Abhaya attend longtemps - bien trop longtemps - avant de recevoir un message des Techs lui donnant rendez-vous au beau milieu de Nava, dans un quartier qui selon la radio devrait être évacué depuis belle lurette. Elle choisit de ne pas s'en inquiéter. Même épuisés, si les Techs ont décidé qu'elle passerait les contrôles, elle les passera.

Elle s'attendait à pire en s'approchant de la ville. Les nouvelles étaient catastrophiques et parlaient de milliards de t-crédits de dégâts. Au final, le plus impressionnant ne sont pas les impacts sur les immeubles, mais bien de voir la ville toute entière désertée. Il fallait bien ça pour que le tout-puissant Nord prenne peur...

Enfin elle arrive devant la cachette des Techs, ou plutôt le lieu où ils lui ont donné rendez-vous : une bouche de métro.

C'est 2 qui la rejoint. La jeune fille semble épuisée, bien plus que le justifient les quelques heures où Abhaya et elle ont été séparées, mais elle jure à sa tante qu'elle va bien et l'entraine à sa suite dans le souterrain.

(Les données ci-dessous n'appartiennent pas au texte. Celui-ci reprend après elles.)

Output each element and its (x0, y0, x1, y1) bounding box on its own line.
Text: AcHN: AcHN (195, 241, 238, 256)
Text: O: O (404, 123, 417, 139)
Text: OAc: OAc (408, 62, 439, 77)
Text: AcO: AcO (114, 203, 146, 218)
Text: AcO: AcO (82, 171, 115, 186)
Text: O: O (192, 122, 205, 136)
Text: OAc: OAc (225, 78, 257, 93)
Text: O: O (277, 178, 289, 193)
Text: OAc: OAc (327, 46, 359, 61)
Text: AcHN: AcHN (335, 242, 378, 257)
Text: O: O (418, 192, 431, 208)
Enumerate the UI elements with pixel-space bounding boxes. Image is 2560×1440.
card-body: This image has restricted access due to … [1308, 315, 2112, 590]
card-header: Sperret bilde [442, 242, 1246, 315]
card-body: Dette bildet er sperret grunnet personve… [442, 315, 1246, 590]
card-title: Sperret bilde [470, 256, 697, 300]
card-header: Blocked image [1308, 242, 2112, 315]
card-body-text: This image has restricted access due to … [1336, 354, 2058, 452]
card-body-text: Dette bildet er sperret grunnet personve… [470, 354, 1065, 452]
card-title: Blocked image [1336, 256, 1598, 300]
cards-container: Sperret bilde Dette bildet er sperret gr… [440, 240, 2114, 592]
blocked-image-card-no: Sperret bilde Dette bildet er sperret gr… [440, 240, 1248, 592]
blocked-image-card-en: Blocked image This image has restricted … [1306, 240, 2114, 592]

Elles entrent dans ce qui ressemble à une salle de service, derrière une porte dissimulée par le parement du mur. Tous les Techs sauf 5 attendent dans la salle remplie d'écrans et d'ordinateurs techs. 1, toujours affaibli, dort à même le sol dans un coin de la pièce, 7 couchée sur lui. 4 et 6 ont la main posée sur les ordinateurs et le regard dans le vide, signe qu'ils sont mentalement dans le Réseau. 3, assise plus loin, se lève dès qu'elle voit Abhaya entrer mais tangue légèrement en avançant vers elle. La femme lui demande :

"Est-ce que ça va ?

— On s'en fiche ! Est-ce que ça marché ? Le bouclier ?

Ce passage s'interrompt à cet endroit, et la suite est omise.